Of course, separating hydrogen from whatever it's combined with often results in pollution. The process involves steam, pressure, heat, electricity, sunlight or some combination of the five. Raw materials include coal, natural gas, biomass and water.

Hydrogen packs a smaller energy wallop than gas, which means more hydrogen is needed to push a car the same distance as gas. While strides are being made in terms of compact storage in vehicles, there's no hydrogen distribution network.

Electric

Electricity is the flow of electrons from one atom to another, and that flow is created mechanically using a generator or chemically as happens in batteries and living animals.
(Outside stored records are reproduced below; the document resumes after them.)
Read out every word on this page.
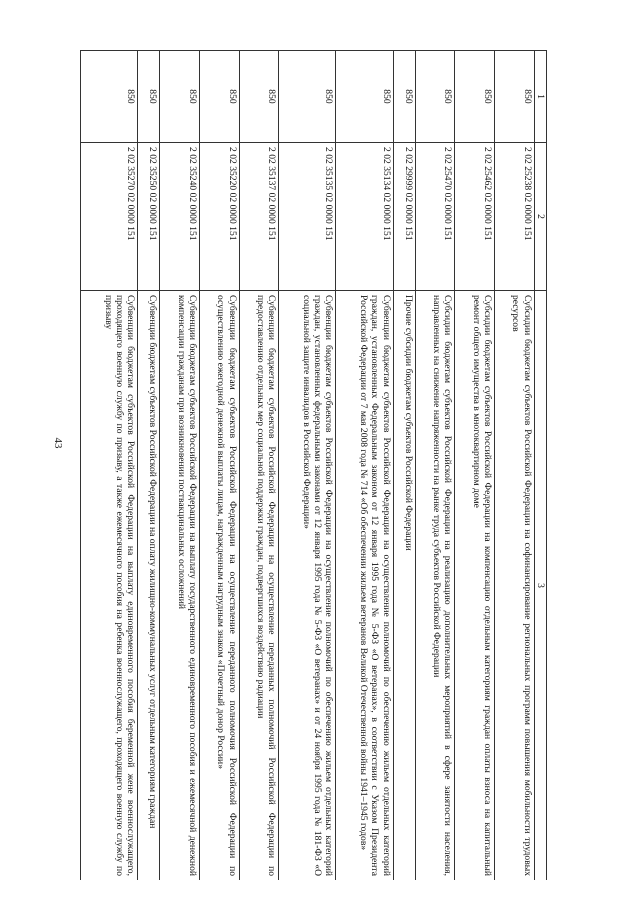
43
1	2	3
850	2 02 25238 02 0000 151	Субсидии бюджетам субъектов Российской Федерации на софинансирование региональных программ повышения мобильности трудовых ресурсов
850	2 02 25462 02 0000 151	Субсидии бюджетам субъектов Российской Федерации на компенсацию отдельным категориям граждан оплаты взноса на капитальный ремонт общего имущества в многоквартирном доме
850	2 02 25470 02 0000 151	Субсидии бюджетам субъектов Российской Федерации на реализацию дополнительных мероприятий в сфере занятости населения, направленных на снижение напряженности на рынке труда субъектов Российской Федерации
850	2 02 29999 02 0000 151	Прочие субсидии бюджетам субъектов Российской Федерации
850	2 02 35134 02 0000 151	Субвенции бюджетам субъектов Российской Федерации на осуществление полномочий по обеспечению жильем отдельных категорий граждан, установленных Федеральным законом от 12 января 1995 года № 5-ФЗ «О ветеранах», в соответствии с Указом Президента Российской Федерации от 7 мая 2008 года № 714 «Об обеспечении жильем ветеранов Великой Отечественной войны 1941–1945 годов»
850	2 02 35135 02 0000 151	Субвенции бюджетам субъектов Российской Федерации на осуществление полномочий по обеспечению жильем отдельных категорий граждан, установленных федеральными законами от 12 января 1995 года № 5-ФЗ «О ветеранах» и от 24 ноября 1995 года № 181-ФЗ «О социальной защите инвалидов в Российской Федерации»
850	2 02 35137 02 0000 151	Субвенции бюджетам субъектов Российской Федерации на осуществление переданных полномочий Российской Федерации по предоставлению отдельных мер социальной поддержки граждан, подвергшихся воздействию радиации
850	2 02 35220 02 0000 151	Субвенции бюджетам субъектов Российской Федерации на осуществление переданного полномочия Российской Федерации по осуществлению ежегодной денежной выплаты лицам, награжденным нагрудным знаком «Почетный донор России»
850	2 02 35240 02 0000 151	Субвенции бюджетам субъектов Российской Федерации на выплату государственного единовременного пособия и ежемесячной денежной компенсации гражданам при возникновении поствакцинальных осложнений
850	2 02 35250 02 0000 151	Субвенции бюджетам субъектов Российской Федерации на оплату жилищно-коммунальных услуг отдельным категориям граждан
850	2 02 35270 02 0000 151	Субвенции бюджетам субъектов Российской Федерации на выплату единовременного пособия беременной жене военнослужащего, проходящего военную службу по призыву, а также ежемесячного пособия на ребенка военнослужащего, проходящего военную службу по призыву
As a vehicle fuel, electricity performs the same function as a fossil fuel without combustion of any kind. Instead, it powers an electric motor, which transfers power to the transmission and in turn puts the vehicle's wheels in motion.

Electricity has been used to power vehicles since 1832, and there are two categories of electric vehicles today. One is battery-powered electric vehicles that recharge when plugged into the power grid, and the other is hybrids that have gas engines and electric motors.

The all-electric vehicle uses stacks of batteries to power an electric motor. The only polluting output of this vehicle comes from the utility company that sells the electricity. The big downside of EVs is the overall cost of ownership such as replacing the batteries, which run about $1,000 per kilowatt-hour. In this case, a kilowatt-hour is the length of time a fuel cell takes to fully discharge one kilowatt at a given voltage.

Hybrids are as efficient as internal-combustion-engine vehicles for several reasons:

* Electric motors produce a lot of torque at slow speeds, where gas engines typically suffer.

* The gas engine is small -- three or four cylinders -- and sized to deliver enough power for the average demand.

* Electric motors kick in during peak-energy needs, like driving uphill.

* Most models capture and store the energy released while braking.